Meaning “I didn’t,” but there was no advantage in rubbing the others’ noses in the fact that they were completely under his control.
“–dare chance anything that involved a rigging change, because that could stick. But we knew what the present conditions in the Matrix were because we’d just extracted, right? A timed in-and-out–and in again, of course–would put us anywhere we wanted to be in the Sunbright system with just using our current sail plan. As we did, to the benefit of Ella 919.”
He grinned at Lindstrom, then at the gaping spacers. She simply accepted what Daniel said at face value, but the crewmen had learned enough misinformation in the past to think what they had just heard was impossible.
“You can ask Captain Tommines to buy you all drinks the next time you see him,” Daniel added. “Actually, I suspect he’ll volunteer to do that without you asking.”
It really had been as simple as he’d described it being, but an astrogation computer by itself couldn’t have planned the maneuver: what the Savoy had done wasn’t within the parameters loaded into the unit.
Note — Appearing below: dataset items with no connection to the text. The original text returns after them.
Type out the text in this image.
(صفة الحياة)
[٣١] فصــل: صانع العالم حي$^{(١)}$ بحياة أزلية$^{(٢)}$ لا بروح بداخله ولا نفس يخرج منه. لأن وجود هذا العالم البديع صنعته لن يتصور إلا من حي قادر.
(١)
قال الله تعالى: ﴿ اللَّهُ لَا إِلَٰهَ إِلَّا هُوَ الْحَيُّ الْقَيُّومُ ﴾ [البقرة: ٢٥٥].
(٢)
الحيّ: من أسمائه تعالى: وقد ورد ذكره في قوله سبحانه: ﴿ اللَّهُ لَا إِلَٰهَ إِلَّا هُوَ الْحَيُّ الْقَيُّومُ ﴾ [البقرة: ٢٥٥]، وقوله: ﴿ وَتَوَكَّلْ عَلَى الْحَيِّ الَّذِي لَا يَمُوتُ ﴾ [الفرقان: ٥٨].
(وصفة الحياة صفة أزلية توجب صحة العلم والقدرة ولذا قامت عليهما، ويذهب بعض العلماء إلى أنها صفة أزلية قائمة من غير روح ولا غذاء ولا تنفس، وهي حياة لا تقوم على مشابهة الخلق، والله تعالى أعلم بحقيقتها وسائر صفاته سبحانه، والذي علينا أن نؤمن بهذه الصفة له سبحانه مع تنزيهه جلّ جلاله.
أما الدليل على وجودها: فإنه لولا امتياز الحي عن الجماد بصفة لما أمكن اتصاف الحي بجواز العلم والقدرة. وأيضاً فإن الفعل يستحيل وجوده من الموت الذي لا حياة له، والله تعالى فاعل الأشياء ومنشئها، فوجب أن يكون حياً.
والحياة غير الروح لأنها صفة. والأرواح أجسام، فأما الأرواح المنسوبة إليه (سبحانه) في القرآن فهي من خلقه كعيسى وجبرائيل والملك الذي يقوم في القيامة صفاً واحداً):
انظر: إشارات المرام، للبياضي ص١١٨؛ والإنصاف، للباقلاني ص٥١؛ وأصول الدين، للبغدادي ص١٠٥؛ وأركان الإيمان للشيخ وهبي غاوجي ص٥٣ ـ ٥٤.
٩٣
Someone who knew his way around the software, however, could exceed the preset options by orders of magnitude.
Spacers crewing small craft here in the Macotta region–or even in the heart of Cinnabar territory, like as not–would never have met an officer who really knew how to wring out the best of his computer. That led to the common human mistake of believing that because you’d never seen something done, it therefore couldn’t be done.
“They’re going to be laying for us when we extract,” said Edmonson darkly. “It’s not just the Ella got away, it’s you made monkeys out of ‘em with all this school-trained nonsense. I shouldn’t wonder they brought up the whole gunboat squadron and we’ll play hell trying to get down!”
Daniel smiled at the spacer. That was the ill-tempered bitchiness of a poseur who now couldn’t even convince himself that he was good as Daniel. That Edmonson had ever imagined otherwise was proof in itself that he lived in a fantasy world.
But bitchy or not, the point was valid.
“I don’t think there’ll be a problem,” said Daniel mildly. “We’ll extract quite close in above the planet in a little under a minute.”
In forty-three seconds from the word “minute,” to be precise.
“The Alliance forces won’t have time to react, and I very much doubt that either of those gunboats would be willing to transit to within seventy-five miles of the surface anyway.”
Edmonson opened his mouth as though to speak, then closed it. West, in a tone of puzzlement rather than objection, said, “Sir, can you do that? I mean, I’d always heard….”
“If we didn’t have an excellent console here,” Daniel said, patting the unit as he spoke, “and if I hadn’t had plenty of time to judge the Matrix, it’d be risky operating so close to a gravity well, yes.”
And also if he hadn’t put the Savoy in a situation where the risk of not cutting a few corners was greater than that of a close approach through the Matrix.
“As it is, we’ll be fine,” he concluded, beaming at his companions.
He returned to the display. Raising his voice, he said, “Hargate and Blemberg, you’d best get onto the hull as soon as we extract. We’ll need to get the rig in for a very fast landing at Kotzebue. Anything that sticks and you can’t manhandle into place is going to come off in the stratosphere.”
The third clock reached zero. “Extracting!” Daniel called.